Kenya is introducing several laws to strengthen its financial sector as new products such as mobile phone banking fill the market in the wake of technological advances, its finance minister said on Monday.

The east African nation of 36 million people has only 6.3 million traditional branch-held bank accounts, leaving a gap that is being filled by telecom operators with mobile phone money transfer services.

As we embrace the opportunities created by branchless banking, we are also dealing with the emerging challenges, Uhuru Kenyatta told a conference on mobile banking.

It is imperative that branchless banking and indeed the financial sector as a whole be founded on a sound legal and regulatory framework.

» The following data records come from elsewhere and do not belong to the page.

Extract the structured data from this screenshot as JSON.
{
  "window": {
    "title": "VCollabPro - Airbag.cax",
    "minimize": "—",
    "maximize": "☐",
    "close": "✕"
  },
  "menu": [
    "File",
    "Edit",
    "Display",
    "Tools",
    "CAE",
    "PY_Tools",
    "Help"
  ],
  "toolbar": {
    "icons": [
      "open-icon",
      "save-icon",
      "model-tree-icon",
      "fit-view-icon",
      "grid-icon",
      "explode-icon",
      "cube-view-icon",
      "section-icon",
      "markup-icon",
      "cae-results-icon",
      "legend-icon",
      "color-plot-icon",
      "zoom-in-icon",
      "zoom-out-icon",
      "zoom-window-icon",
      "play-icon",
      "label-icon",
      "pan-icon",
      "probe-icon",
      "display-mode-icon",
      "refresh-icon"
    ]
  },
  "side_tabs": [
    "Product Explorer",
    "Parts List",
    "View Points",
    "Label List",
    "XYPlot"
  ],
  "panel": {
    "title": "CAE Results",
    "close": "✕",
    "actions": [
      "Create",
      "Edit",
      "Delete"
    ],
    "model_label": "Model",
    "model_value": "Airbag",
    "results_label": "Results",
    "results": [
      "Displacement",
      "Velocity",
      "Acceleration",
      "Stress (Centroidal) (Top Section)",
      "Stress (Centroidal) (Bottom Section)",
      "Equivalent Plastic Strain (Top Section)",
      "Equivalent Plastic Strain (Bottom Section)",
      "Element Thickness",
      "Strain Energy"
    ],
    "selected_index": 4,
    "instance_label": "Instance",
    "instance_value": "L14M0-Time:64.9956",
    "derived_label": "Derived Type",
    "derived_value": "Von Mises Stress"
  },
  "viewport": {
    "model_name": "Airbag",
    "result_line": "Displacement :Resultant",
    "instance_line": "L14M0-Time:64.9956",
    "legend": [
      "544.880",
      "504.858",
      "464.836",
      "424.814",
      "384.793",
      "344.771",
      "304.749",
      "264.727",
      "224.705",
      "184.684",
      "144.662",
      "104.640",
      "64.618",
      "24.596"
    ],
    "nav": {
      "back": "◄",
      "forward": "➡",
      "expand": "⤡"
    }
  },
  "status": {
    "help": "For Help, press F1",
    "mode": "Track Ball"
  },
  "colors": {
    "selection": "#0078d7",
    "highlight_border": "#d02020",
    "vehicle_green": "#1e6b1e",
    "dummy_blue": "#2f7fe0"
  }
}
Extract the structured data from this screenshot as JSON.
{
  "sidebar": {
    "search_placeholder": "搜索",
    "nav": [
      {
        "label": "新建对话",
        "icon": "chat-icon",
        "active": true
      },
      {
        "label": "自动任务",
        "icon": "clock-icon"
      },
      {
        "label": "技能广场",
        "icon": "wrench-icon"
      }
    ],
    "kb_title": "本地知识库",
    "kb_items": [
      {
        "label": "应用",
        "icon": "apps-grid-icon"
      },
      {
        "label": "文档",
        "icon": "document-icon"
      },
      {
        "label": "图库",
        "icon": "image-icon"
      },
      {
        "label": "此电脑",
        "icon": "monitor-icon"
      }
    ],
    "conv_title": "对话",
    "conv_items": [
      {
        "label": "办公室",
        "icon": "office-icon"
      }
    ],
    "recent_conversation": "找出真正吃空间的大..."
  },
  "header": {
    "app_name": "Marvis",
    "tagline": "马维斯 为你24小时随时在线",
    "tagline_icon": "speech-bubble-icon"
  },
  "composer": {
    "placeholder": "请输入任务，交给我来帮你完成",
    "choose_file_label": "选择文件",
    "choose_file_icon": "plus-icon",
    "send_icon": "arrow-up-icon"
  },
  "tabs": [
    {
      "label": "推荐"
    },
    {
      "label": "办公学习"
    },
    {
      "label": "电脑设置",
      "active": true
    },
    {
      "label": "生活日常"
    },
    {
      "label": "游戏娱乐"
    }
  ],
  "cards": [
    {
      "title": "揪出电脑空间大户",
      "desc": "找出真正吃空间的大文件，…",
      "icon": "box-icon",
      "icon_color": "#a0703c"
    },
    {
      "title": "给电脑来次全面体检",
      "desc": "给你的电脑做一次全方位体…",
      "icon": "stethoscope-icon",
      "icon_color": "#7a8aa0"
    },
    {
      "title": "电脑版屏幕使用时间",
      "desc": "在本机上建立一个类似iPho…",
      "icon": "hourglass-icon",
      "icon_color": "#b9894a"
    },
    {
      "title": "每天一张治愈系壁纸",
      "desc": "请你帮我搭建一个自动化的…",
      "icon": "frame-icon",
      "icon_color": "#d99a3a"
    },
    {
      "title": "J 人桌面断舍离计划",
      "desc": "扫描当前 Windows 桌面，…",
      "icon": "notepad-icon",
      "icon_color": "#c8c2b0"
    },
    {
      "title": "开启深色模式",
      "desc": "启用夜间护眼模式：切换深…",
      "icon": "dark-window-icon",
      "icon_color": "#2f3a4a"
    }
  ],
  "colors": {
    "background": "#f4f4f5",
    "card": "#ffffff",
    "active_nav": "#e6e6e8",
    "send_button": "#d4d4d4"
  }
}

Kenyatta said modern technologies like mobile banking hold the key to uplifting the livelihoods of the majority of poor Kenyans who live in marginalized areas.

Access to finance plays a major role in promoting high and sustained rates of economic growth and particularly in reducing poverty, the minister said.

However, he said there is a need to balance innovation and regulation, citing the global downturn.

The recession was triggered by the global financial crisis whose root cause was primarily an imbalance between innovation and regulation, he said.

The new laws include one aimed at safeguarding the integrity of electronic information and giving recognition to electronic payments and another called the Proceeds of Crime and Anti-Money Laundering bill that is before parliament.

This legislation is expected to act as the main buffer against the misuse of Kenya's financial system for money laundering purposes, said Kenyatta of the anti-laundering bill.

Michael Joseph, chief executive of Safaricom the world's first mobile operator to provide mobile money transfer services said regulation is important.

In this field that we are in now, mobile banking, we are trending new ground. We are going where nobody has never been before. Naturally, there is no regulation surrounding it, he told Reuters at the conference.

I would hope that regulation will catch up with us, but it should be a balanced regulatory regime.